What Movie Remakes Can Tell Us
Remaking older movies is nothing new. No sooner had the movie industry taken hold in the early 20th-century, producers and directors wanted remakes of existing movies. For detailed information about the business of remakes, consult Wikipedia's article. It actually runs in two parts, because so many movies have undergone remakes—A-M and N-Z. Examples include Seventh Heaven—made first in 1927, then again in 1937, and Back Street—made first in 1932, then again in 1941.
Sometimes, the first film makes so much money, another director decides to cash in on its success, and remakes it; or a director in another country produces a film, and an American director adapts it for an American audience. That happened in the case of Breathless, filmed in 1960 with the three "Jeans," Jean Seberg and Jean-Paul Belmondo, and directed by Jean-Luc Godard, and filmed again in 1983 with Richard Gere and Valerie Zabriskie.
More recently, the remakes present political themes that contrast with the themes of the originals.
In the original Manchurian Candidate, for example, released in 1962 with Frank Sinatra and Janet Leigh, the film exploited American fears about domination by the Soviet Union, amidst believable plot twists.
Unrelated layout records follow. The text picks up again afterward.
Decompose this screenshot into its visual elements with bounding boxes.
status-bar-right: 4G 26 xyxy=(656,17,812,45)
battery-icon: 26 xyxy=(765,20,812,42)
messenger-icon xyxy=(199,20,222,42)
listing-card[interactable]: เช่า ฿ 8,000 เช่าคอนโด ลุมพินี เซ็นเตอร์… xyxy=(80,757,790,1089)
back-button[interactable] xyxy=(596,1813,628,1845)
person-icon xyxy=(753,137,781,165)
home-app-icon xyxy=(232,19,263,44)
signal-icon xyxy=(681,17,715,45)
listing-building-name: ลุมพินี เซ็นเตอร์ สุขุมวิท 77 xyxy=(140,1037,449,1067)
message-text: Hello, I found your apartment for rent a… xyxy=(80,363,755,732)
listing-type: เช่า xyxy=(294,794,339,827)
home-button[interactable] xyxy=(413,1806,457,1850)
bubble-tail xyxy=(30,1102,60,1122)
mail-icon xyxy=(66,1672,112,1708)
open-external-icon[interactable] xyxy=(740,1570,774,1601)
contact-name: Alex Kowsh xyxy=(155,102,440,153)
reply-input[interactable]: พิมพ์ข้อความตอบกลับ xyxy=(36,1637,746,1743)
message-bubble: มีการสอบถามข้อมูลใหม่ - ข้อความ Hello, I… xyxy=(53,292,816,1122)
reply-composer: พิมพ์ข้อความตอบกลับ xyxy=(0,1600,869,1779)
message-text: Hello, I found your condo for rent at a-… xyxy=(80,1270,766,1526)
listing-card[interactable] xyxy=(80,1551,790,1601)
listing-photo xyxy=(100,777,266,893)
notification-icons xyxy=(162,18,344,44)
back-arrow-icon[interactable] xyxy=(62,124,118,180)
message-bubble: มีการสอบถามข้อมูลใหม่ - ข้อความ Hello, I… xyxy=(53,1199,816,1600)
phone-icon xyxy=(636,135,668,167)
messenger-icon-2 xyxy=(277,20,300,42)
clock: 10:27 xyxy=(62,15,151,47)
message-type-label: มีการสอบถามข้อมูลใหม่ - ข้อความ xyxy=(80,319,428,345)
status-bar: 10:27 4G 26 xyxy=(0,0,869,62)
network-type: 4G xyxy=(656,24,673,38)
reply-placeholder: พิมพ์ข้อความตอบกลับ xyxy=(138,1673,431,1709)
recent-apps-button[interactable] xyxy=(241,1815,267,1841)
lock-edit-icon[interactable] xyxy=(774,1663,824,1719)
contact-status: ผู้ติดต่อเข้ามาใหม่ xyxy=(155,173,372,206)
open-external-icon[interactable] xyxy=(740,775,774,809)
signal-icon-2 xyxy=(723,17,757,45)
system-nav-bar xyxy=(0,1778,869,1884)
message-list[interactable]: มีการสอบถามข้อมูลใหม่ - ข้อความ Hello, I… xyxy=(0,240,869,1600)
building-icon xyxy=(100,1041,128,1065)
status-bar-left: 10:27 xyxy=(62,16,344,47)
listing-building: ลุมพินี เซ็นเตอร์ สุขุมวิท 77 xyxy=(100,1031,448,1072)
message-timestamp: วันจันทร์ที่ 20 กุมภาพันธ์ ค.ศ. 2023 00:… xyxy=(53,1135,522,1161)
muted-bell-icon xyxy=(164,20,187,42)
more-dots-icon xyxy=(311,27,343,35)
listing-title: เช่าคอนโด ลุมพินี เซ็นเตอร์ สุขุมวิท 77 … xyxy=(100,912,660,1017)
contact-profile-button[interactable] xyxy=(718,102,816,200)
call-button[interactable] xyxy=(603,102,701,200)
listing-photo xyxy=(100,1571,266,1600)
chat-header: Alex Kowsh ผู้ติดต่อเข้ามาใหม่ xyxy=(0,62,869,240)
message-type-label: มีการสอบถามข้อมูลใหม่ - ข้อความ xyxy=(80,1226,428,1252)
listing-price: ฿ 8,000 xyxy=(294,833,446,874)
The 2004 version, starring Denzel Washington and Meryl Streep and directed by Jonathan Demme,
is not a remake in the strict sense of the word. Demme trades on the name-value of the novel and the 1962 movie to tell a completely different story, that could not have captured an audience on its own merits.
Wikipedia explains the plot:
By 2008, the U.S. Has become dominated by xenophobia, de facto martial law, environmental
degradation, and increasing corporate control. She is a famous U.S. Congressman. His ruthless
mother, Virginian Senator Eleanor Prentiss Shaw, uses her influence to secure his nomination as
a vice-presidential candidate. . . .
Marco confronts Raymond at campaign headquarters, wrestles him down, and bites into his back,
subsequently removing a . . . nanotechnological experiment connected with Manchurian Global,
a powerful private-equity firm with major political connections.
The second remake concerns the original TV series The Fugitive from 1963, which succeeds as a straighforward crime-drama—the efforts of Dr. Richard Kimble (David Jannsen) to prove himself innocent of his wife's murder, and to find the real murderer, a one-armed man. Each episode starts with the fugitive following up on new leads.
The Fugitive movie from 1993, starring Tommy Lee Jones and Harrison Ford, dispenses with the details of the crime drama and centers on corporate greed, more or less like the 2004 Manchurian Candidate. Once again, The Fugitive borrows the fame of an established TV series to promote its own story. I mean, film director Andrew Davis should have given it a different title. The only thing the two films have in common is the one-armed man.
Here's how Wikipedia's article describes the movie:
Kimble breaks into the residence of Fredrick Sykes (and) recognizes him as his wife's murderer.
Sykes, a former police-officder, handles security for Devlin-MacGregor, a pharmaceutical firm
that is releasing a new drug called Provasic. Kimble had previously analyzed the drug's test
samples and discovered it caused liver damage. . . .
Kimble deduces that Dr. Nichols who led the drug's development, and has just become a board-
member for Devlin-MacGregor, arranged a cover-up by falsifying the findings to get FDA
approved. Nichols arranged to kill Kimble in a staged robbery. . . .
At the conference, Kimble publicly confronts Nichols about the drug conspiracy and the murders,
which results in a fight that spills on the roof.
I speak German and am familiar with the details of the Nazi propaganda campaigns against Jews—the Jews as corrupt bankers and businessmen, swindling the poor and single-moms out of their life- saving, and raking in lots of money.
I have also studied the Soviet Union's own propaganda campaign, and it proves again that imitation is the sincerest form of flattery, showing the Jews as capitalists, war-profiteers and well- poisoners. Sadly, the Left in this country shows its flattery of the Nazis, as well.
That America's Left imitates the two bloodiest regimes in human history unsettles me; so what does the Left want to do? Discredit private wealth and power? Empower the government instead, as the Soviets and Nazis did? Nationalize Big-Pharma and the other criminal private entities? That's what it sounds like; and I don't like it one bit. The government is powerful enough.